Mais finalement, en l’état actuel de nos connaissances, il n’existe pas de solutions technologiques qui permettent à toute la planète d’avoir notre niveau de confort actuel sans mettre en péril le climat et le vivant. Et les gens qui vous disent le contraire se trompent par ignorance, ont fait des erreurs de calcul, ou mentent par intérêt. Les scientifiques et les ingénieurs pourraient être utiles à mettre en place un certain nombre de choses souhaitées par les citoyens et utiles sur le long terme à l’humanité, comme une agriculture résiliente ou un bon système de soins. Mais ce n’est pas la voie qui est très majoritairement suivie. On assiste plutôt à l’heure actuelle à une philosophie très différente en matière d’ingénierie et de recherche scientifique, qui ont toutes deux complètement intégrées une illusoire et dangereuse idée de croissance et de progrès technologiques infinis. La recherche technologique se développe donc actuellement en se basant sur le postulat que demain, l’énergie sera encore très largement abondante, peu chère, et nous permettra de mener à bien des projets pharaoniques. Pourtant, qui peut sérieusement croire que, alors que nous devrions développer les moyens de nous déplacer les plus écologiques possibles, le développement d’un véhicule autonome truffé de capteurs et d’électronique soit une priorité ? Qui rêve encore de conquérir Mars alors que nous ne sommes pas capables de prendre soin de notre planète ? Qui pense encore que, alors qu’il n’a jamais été aussi nécessaire de reprendre en main le destin de l’humanité, nous devrions laisser la gestion de tous nos gestes quotidiens et des objets qui nous entourent à des intelligences artificielles ou à des algorithmes ? Et enfin, qui souhaite encore, alors que les humains ont plus que jamais besoin de retrouver l’humilité nécessaire à la prise de conscience de la finitude de notre planète, de nos ressources et de nos vies, nous vendre un rêve de toute-puissance et d’immortalité ?
Les gens qui nous vendent ce rêve s’imaginent sans doute que leur futur sera celui d’humains immortels, servis et soignés par des robots, buvant des cognac dans des voitures autonomes climatisées tout en se remémorant avec délice leur dernier voyage en navette spatiale. Cette science-fiction pourrait éventuellement devenir réalité mais, même si c’était le cas, nous savons très bien qu’elle ne pourrait être accessible qu’à une ultra-minorité tandis que tout le reste de l’humanité vivrait dans la misère, pour rendre ce rêve possible pour quelques-uns. Et c’est pourtant actuellement précisément ce projet politique, qui consiste en fait à vouloir sauvegarder le mode de vie d’une frange réduite de la population en exploitant le reste du monde qui est à l’œuvre, que ce soit au niveau national comme au niveau mondial. Mais il est désormais de notre devoir de refuser à la fois cette science-fiction et le projet politique associé. Notre rêve pourrait être un vrai rêve populaire, réaliste et humble : que l’immense majorité des habitantes et habitants de Notre Terre puissent dans les siècles à venir continuer à se nourrir, se soigner, à rire et à se divertir, sans avoir à quitter leur terre d’attache, et sans que notre Planète ne sombre dans le chaos. Et les navettes spatiales, les robots assistants et les véhicules autonomes ne participent pas à ce rêve ; au contraire, ils l’en éloignent.

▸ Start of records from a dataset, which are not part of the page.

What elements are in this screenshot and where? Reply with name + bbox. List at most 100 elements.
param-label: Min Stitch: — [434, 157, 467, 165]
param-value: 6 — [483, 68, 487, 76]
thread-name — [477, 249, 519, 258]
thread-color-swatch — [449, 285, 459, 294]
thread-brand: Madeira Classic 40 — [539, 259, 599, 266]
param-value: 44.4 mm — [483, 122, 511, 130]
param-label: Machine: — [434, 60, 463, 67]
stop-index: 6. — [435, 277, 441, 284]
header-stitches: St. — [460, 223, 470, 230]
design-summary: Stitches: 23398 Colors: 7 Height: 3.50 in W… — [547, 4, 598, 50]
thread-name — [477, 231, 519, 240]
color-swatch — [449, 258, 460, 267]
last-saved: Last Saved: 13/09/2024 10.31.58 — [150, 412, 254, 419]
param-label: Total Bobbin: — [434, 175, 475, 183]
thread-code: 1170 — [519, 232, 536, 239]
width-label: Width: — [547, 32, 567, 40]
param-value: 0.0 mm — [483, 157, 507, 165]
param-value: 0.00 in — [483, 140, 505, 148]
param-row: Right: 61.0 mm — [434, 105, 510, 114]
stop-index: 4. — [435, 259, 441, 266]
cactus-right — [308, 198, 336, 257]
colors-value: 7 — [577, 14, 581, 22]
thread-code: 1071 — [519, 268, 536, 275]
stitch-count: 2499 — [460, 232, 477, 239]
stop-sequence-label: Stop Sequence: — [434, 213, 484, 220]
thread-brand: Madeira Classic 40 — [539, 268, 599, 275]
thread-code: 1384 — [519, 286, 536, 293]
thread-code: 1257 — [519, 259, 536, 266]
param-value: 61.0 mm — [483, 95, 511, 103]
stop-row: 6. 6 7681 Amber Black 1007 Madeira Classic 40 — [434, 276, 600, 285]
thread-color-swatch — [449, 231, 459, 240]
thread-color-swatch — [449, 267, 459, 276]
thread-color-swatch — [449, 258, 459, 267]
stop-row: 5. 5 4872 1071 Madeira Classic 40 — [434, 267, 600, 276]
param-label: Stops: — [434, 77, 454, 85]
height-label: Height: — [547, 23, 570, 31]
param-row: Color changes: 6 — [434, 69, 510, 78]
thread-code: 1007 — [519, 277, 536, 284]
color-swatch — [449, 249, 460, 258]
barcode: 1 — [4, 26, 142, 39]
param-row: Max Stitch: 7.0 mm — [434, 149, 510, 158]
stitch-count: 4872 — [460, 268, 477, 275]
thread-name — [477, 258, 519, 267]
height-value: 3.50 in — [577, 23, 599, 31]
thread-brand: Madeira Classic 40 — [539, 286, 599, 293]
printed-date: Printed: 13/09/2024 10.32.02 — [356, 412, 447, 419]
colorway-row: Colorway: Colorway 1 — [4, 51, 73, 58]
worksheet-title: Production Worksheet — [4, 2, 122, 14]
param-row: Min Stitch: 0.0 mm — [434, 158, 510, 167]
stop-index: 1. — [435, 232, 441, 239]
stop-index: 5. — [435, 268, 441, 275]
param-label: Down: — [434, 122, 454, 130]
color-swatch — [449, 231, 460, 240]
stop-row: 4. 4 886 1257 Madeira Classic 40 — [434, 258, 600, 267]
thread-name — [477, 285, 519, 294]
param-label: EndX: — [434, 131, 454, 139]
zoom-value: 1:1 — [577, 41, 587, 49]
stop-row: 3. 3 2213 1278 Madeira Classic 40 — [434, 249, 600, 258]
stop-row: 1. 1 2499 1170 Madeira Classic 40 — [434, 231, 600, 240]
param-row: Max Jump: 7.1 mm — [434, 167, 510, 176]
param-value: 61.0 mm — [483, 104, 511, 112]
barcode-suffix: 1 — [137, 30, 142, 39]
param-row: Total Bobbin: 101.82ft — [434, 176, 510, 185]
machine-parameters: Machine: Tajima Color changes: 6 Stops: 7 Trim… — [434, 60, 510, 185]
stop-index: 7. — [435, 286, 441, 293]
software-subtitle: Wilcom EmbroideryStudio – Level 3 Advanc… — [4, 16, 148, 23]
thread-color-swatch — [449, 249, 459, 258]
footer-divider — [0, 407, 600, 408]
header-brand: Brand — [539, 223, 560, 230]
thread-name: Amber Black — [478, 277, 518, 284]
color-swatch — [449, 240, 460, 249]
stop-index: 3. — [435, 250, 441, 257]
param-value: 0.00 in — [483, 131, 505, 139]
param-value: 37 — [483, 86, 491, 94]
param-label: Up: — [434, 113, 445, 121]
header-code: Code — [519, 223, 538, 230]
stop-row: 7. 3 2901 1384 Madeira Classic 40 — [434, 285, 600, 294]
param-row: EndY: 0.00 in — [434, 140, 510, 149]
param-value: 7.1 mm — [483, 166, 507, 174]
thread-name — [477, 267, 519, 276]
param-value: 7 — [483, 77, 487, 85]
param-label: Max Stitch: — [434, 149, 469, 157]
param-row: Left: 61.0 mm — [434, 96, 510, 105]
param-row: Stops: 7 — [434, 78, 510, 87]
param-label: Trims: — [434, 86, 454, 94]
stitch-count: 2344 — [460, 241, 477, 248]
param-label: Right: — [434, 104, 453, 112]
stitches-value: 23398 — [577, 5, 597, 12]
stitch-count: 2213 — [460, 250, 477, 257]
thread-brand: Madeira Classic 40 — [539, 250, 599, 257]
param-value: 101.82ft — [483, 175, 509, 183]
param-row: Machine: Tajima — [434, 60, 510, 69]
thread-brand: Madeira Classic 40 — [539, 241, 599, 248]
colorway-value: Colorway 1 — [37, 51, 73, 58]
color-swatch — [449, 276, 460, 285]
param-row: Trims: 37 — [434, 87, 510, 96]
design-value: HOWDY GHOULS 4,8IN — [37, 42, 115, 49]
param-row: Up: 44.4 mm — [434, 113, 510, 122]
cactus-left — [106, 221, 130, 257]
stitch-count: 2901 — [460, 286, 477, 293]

Nous faisons partie de la minorité favorisée

Le problème, dans tout cela, c’est que, dans notre pays, beaucoup parmi nous sommes déjà presque des milliardaires immortels buvant du cognac dans un véhicule climatisé en rêvant de voyages en navette spatiale. Nous pouvons communiquer instantanément avec des gens à l’autre bout du monde, atteindre l’Australie en moins d’une journée, manger de la viande et des denrées provenant d’autres continents presque autant que bon nous semble, et avons une espérance de vie que jamais l’humanité n’a atteinte. La classe moyenne française peut -mais pour combien de temps encore, vu la dynamique de déclassement en cours- vivre dans de vastes maisons bien chauffées et dotées d’une piscine individuelle. Sa voiture est bien entendu dotée de nombreux gadgets électroniques et d’un GPS qui, rappelons-le, nécessite d’envoyer des satellites pour trouver sa route. Lorsqu’elle reçoit ses amis le weekend, elle est censée leur servir une belle portion de saumon d’élevage et de crevettes de Madagascar, dont l’un contribue à une surpêche mortifère dans les océans, et l’autre à la destruction de la mangrove à l’autre bout du monde. Comme le dit Edgar Morin : “Le mot bien-être s’est dégradé en s’identifiant au confort matériel et à la facilité technique que produit notre civilisation. C’est le bien-être des fauteuils profonds, des télécommandes, des vacances polynésiennes, et de l’argent toujours disponible”.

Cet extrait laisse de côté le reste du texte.